Me la ricordo bene quella campagna elettorale, perché è stata bellissima. La Moratti aveva speso milioni di euro per tappezzare Milano di manifesti e slogan, nel vano tentativo di recuperare un voto a destra che non aveva più. Poi c’era Giuliano, che veniva sfottuto da Grillo perché apparentemente fragile e un po’ sfigato, che però a differenza dei primi due si era girato periferie e città sin dai tempi della candidatura alle primarie e fu quello che fece la differenza: l’andare “casa per casa, strada per strada“.
Ricordo ancora il commento di Formigoni quando divenne il nostro candidato sindaco: “Oggi la Sinistra ha scelto il candidato che perderà le elezioni“. Pisapia “asfaltò” la Moratti, per dirla alla Renzi, con il 55% dei voti al ballottaggio, prendendosi tutte e 9 le zone e ottenendo lui da solo più voti della sua coalizione.
Dopo aver riempito in meno di due settimane due volte Piazza Duomo con più di 100mila persone, fu quasi naturale riversarsi in massa per festeggiare la vittoria: Milano liberata da vent’anni di centrodestra, durante i quali la ‘ndrangheta conquistava tranquillamente la città, mentre il bersaglio di Madama Letizia e leghisti al seguito erano immigrati e comunisti. Eravamo felici, c’era un entusiasmo e una forza in quelle facce, in quei volti, in quelle bandiere arancioni… persino il diluvio sulla manifestazione conclusiva prima del ballottaggio si trasformò in uno splendido arcobaleno, divenuto dopo il simbolo di tutta la campagna elettorale.
Sono state forse le due settimane più belle della mia vita, finalmente cadevano tutte quelle stupide pippe mentali che io trovavo (e trovo) incomprensibili a Sinistra e finalmente avevamo un sindaco che diceva: “Si può governare Milano senza rincorrere la Destra e andando orgogliosi dei nostri valori e della nostra storia“. Si poteva voltare finalmente pagina e attuare un programma avanzatissimo e progressista che sarebbe stato il modello per tutto il centrosinistra.
Poi arrivò la prima doccia gelata: la giunta fatta col manuale Cencelli, dove spiccava Bruno Tabacci assessore al bilancio. Alle nostre proteste e perplessità per una scelta che andava contro ogni promessa elettorale, le risposte dei trinariciuti yes-man che già s’erano imposti di difendere acriticamente ogni scelta di Giuliano fu: “Non capite nulla di politica, così ci prendiamo anche il centro“. Il centro non arrivò, Tabacci in compenso rese carta straccia il programma “arancione”, massacrando i suoi punti più avanzati, e l’entusiasmo mio e di tanti altri che credevano in Giuliano si affievolì. Non parliamo poi di Expo: forse fuori da Milano non sanno che, dopo una campagna elettorale incentrata sul “cambiamolo”, giunta e maggioranza di centrosinistra (eccezion fatta per la Federazione della Sinistra) hanno votato per quello licenziato dalla Moratti, perché non c’erano più i tempi tecnici per cambiarlo.

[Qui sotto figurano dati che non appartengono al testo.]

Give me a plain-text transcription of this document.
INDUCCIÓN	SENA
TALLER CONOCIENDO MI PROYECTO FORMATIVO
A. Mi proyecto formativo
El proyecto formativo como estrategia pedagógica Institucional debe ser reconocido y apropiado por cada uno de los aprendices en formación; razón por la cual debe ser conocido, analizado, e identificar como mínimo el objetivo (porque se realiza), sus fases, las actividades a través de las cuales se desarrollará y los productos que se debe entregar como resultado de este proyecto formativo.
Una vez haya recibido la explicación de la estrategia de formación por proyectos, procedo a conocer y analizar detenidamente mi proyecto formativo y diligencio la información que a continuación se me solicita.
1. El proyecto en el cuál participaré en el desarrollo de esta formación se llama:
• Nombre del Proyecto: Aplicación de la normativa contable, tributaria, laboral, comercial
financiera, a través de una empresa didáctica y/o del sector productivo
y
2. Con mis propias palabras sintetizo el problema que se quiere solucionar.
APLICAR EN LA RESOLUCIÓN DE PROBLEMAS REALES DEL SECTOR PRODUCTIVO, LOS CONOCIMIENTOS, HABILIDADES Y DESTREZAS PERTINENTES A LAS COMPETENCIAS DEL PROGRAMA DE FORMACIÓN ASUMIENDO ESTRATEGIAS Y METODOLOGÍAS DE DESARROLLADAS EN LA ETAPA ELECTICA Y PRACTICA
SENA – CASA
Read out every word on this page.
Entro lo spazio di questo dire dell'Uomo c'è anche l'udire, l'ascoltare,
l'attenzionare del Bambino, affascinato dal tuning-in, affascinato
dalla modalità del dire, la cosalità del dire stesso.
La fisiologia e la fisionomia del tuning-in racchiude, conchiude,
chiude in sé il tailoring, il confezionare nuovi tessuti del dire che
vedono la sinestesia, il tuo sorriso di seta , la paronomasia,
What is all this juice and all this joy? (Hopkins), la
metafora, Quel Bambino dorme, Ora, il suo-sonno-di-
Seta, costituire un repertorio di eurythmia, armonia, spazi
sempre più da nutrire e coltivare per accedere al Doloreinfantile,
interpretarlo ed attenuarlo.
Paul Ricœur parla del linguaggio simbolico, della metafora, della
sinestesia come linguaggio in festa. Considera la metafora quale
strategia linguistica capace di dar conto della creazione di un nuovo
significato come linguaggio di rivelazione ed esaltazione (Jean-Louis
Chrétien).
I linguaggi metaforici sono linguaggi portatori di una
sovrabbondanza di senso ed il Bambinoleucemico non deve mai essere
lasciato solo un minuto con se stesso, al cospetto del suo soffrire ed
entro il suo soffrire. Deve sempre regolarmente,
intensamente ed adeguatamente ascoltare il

Poi, per carità, la città è decisamente meglio amministrata di prima e ci sono un sacco di cose che funzionano meglio (dai mezzi pubblici di notte nei week-end, ad Area C, passando per le misure di welfare o alla riqualificazione urbana di vie e piazze), ma quel grandioso capitale umano e sociale della c.d. “rivoluzione arancione” si è disperso a causa di una dose letale di machiavellismo. E questo non tanto per colpa di Giuliano, ma degli yes-man che lo hanno circondato, facendogli fare anche fior fiore di figuracce (la peggiore fu l’ordinanza contro i gelati dopo la mezzanotte, subito ritirata, nell’estate 2013).
Che Giuliano Pisapia non si sarebbe ricandidato, era una voce che negli ambienti più vicini al Sindaco girava già da metà 2013, ma francamente speravo non fosse così e che alla fine rilanciasse l’azione di governo e ricucisse la tela di quell’esperienza, perché ci avrebbe risparmiato appunto l’ennesima guerriglia tra correnti e fazioni partitiche per la poltrona, che francamente è qualcosa che mi disgusta.
Nel 2011 aveva vinto la bellezza dell’impegno politico e della passione civile e ideale di un popolo: spero che chi voglia raccogliere il testimone di Giuliano, lo voglia fare ripartendo da quel popolo, tornando “casa per casa, strada per strada“, fregandosene di alchimie politiche e di inutili tentativi di ingegneria partitica. Ma questo si vedrà da domani, oggi concedetemi l’amarezza per la fine definitiva di un sogno che ho avuto a vent’anni e per quell’arcobaleno sopra piazza Duomo che si è infranto.
In ogni caso, grazie Giuliano per averci provato.